Public exposure to toxic chemicals has been a concern for both states and the federal government. Right now the federal government has health advisories for two PFAS chemicals, PFOA and PFOS (I’ll explain what these are), but there are hundreds of others. This has been an active concern here in North Carolina due to releases of PFAS chemicals from a process known as “GenX” used by a Chemours facility in Fayetteville, NC. Should the federal government set national drinking water standards for any of these PFAS chemicals?
The Administration has said that it wants to “defer so much more to the states”. Yet the Environmental Council of the States, an organization composed of the leaders of almost all state environmental protection departments, sent a letter to the EPA on September 26th that said they were “seriously concerned about a number of unilateral actions by U.S. EPA that run counter to the spirit of cooperative federalism and to the appropriate relationship between the federal government and the states . . .” Does this mean something significant has changed or is this just business as usual?
There has been much discussion about the Administration’s effort to roll back pollution standards for cars, and California’s resistance to this. What does this mean about Federalism?
What role can and should businesses play in advocating for strong environmental policy? How have you seen the role of businesses change in terms of influencing environmental policy throughout your career?
One of the challenges we have in our society is the health disparities amongst different parts of the population. What do you think both state and federal policy can do to help proactively address those health disparities from an environmental standpoint?

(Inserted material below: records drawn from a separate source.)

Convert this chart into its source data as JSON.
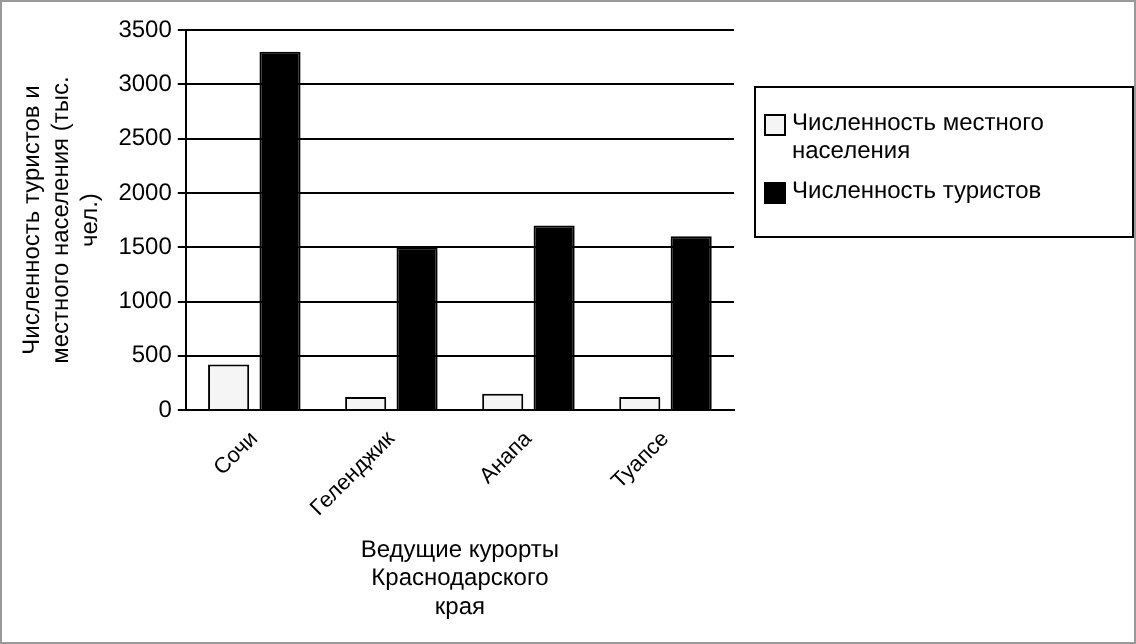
{
  "chart_data": {
    "type": "bar",
    "xlabel": "Ведущие курорты Краснодарского края",
    "ylabel": "Численность туристов и местного населения (тыс. чел.)",
    "categories": [
      "Сочи",
      "Геленджик",
      "Анапа",
      "Туапсе"
    ],
    "series": [
      {
        "name": "Численность местного населения",
        "color": "#f5f5f5",
        "values": [
          420,
          120,
          150,
          120
        ]
      },
      {
        "name": "Численность туристов",
        "color": "#000000",
        "values": [
          3300,
          1500,
          1700,
          1600
        ]
      }
    ],
    "ylim": [
      0,
      3500
    ],
    "yticks": [
      0,
      500,
      1000,
      1500,
      2000,
      2500,
      3000,
      3500
    ],
    "grid": "y",
    "legend": "right"
  }
}
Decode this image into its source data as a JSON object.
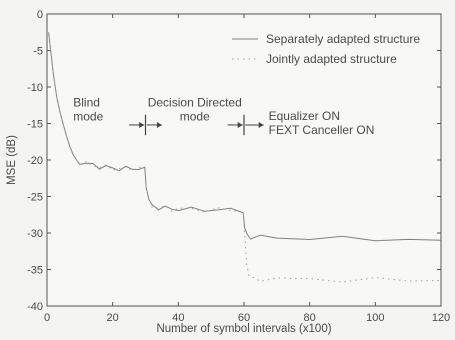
{
  "chart_data": {
    "type": "line",
    "title": "",
    "xlabel": "Number of symbol intervals (x100)",
    "ylabel": "MSE (dB)",
    "xlim": [
      0,
      120
    ],
    "ylim": [
      -40,
      0
    ],
    "xticks": [
      0,
      20,
      40,
      60,
      80,
      100,
      120
    ],
    "yticks": [
      0,
      -5,
      -10,
      -15,
      -20,
      -25,
      -30,
      -35,
      -40
    ],
    "xtick_labels": [
      "0",
      "20",
      "40",
      "60",
      "80",
      "100",
      "120"
    ],
    "ytick_labels": [
      "0",
      "-5",
      "-10",
      "-15",
      "-20",
      "-25",
      "-30",
      "-35",
      "-40"
    ],
    "grid": false,
    "legend_position": "top-right",
    "series": [
      {
        "name": "Separately adapted structure",
        "style": "solid",
        "color": "#808080",
        "x": [
          0.5,
          1,
          2,
          3,
          4,
          5,
          6,
          7,
          8,
          9,
          10,
          12,
          14,
          16,
          18,
          20,
          22,
          24,
          26,
          28,
          29.8,
          30.2,
          31,
          32,
          34,
          36,
          38,
          40,
          44,
          48,
          52,
          56,
          59.8,
          60.2,
          61,
          62,
          65,
          70,
          80,
          90,
          100,
          110,
          120
        ],
        "y": [
          -2.5,
          -4.5,
          -8.5,
          -11.5,
          -13.5,
          -15.2,
          -16.8,
          -18.2,
          -19.3,
          -20.0,
          -20.3,
          -20.5,
          -20.7,
          -20.9,
          -21.0,
          -21.1,
          -21.2,
          -21.2,
          -21.1,
          -21.2,
          -21.3,
          -23.5,
          -25.5,
          -26.3,
          -26.5,
          -26.6,
          -26.7,
          -26.7,
          -26.8,
          -26.8,
          -26.8,
          -26.9,
          -26.9,
          -29.5,
          -30.3,
          -30.5,
          -30.6,
          -30.6,
          -30.7,
          -30.8,
          -30.8,
          -30.9,
          -31.0
        ]
      },
      {
        "name": "Jointly adapted structure",
        "style": "dotted",
        "color": "#a0a0a0",
        "x": [
          0.5,
          1,
          2,
          3,
          4,
          5,
          6,
          7,
          8,
          9,
          10,
          12,
          14,
          16,
          18,
          20,
          22,
          24,
          26,
          28,
          29.8,
          30.2,
          31,
          32,
          34,
          36,
          38,
          40,
          44,
          48,
          52,
          56,
          59.8,
          60.2,
          60.8,
          61.5,
          62,
          65,
          70,
          80,
          90,
          100,
          110,
          120
        ],
        "y": [
          -2.5,
          -4.5,
          -8.5,
          -11.5,
          -13.5,
          -15.2,
          -16.8,
          -18.2,
          -19.3,
          -20.0,
          -20.3,
          -20.5,
          -20.7,
          -20.9,
          -21.0,
          -21.1,
          -21.2,
          -21.2,
          -21.1,
          -21.2,
          -21.3,
          -23.5,
          -25.5,
          -26.3,
          -26.5,
          -26.6,
          -26.7,
          -26.7,
          -26.8,
          -26.8,
          -26.8,
          -26.9,
          -26.9,
          -30.5,
          -34.0,
          -35.8,
          -36.2,
          -36.3,
          -36.3,
          -36.4,
          -36.4,
          -36.4,
          -36.5,
          -36.5
        ]
      }
    ],
    "annotations": [
      {
        "name": "blind-mode",
        "lines": [
          "Blind",
          "mode"
        ],
        "x": 8,
        "y": -12.7,
        "anchor": "start"
      },
      {
        "name": "decision-directed-mode",
        "lines": [
          "Decision Directed",
          "mode"
        ],
        "x": 45,
        "y": -12.7,
        "anchor": "middle"
      },
      {
        "name": "equalizer-fext-on",
        "lines": [
          "Equalizer ON",
          "FEXT Canceller ON"
        ],
        "x": 67.5,
        "y": -14.5,
        "anchor": "start"
      }
    ],
    "markers": {
      "vertical_dividers": [
        30,
        60
      ],
      "arrow_y": -15.2,
      "arrows": [
        {
          "from": 25,
          "to": 29.6
        },
        {
          "from": 30.4,
          "to": 35
        },
        {
          "from": 55,
          "to": 59.6
        },
        {
          "from": 60.4,
          "to": 66
        }
      ]
    }
  }
}
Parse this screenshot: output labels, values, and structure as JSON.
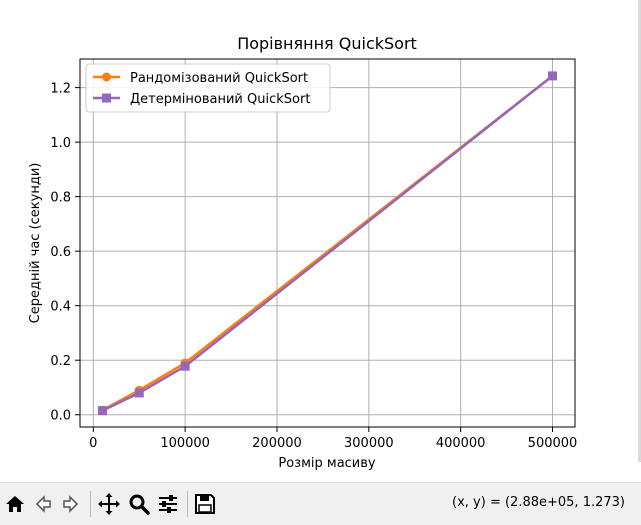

How do state and federal governments take account of ecosystem service’s economic value in rule making policy or implementation?
What do you believe is the best way to make environmental issues less partisan?
Can you say anything about the intersection of immigration issues and the environment?
What are the most valuable and effective partnerships you have encountered?
Since many of you have worked in all of these sectors, which sector of your work—state, federal or NGO—has been the most rewarding?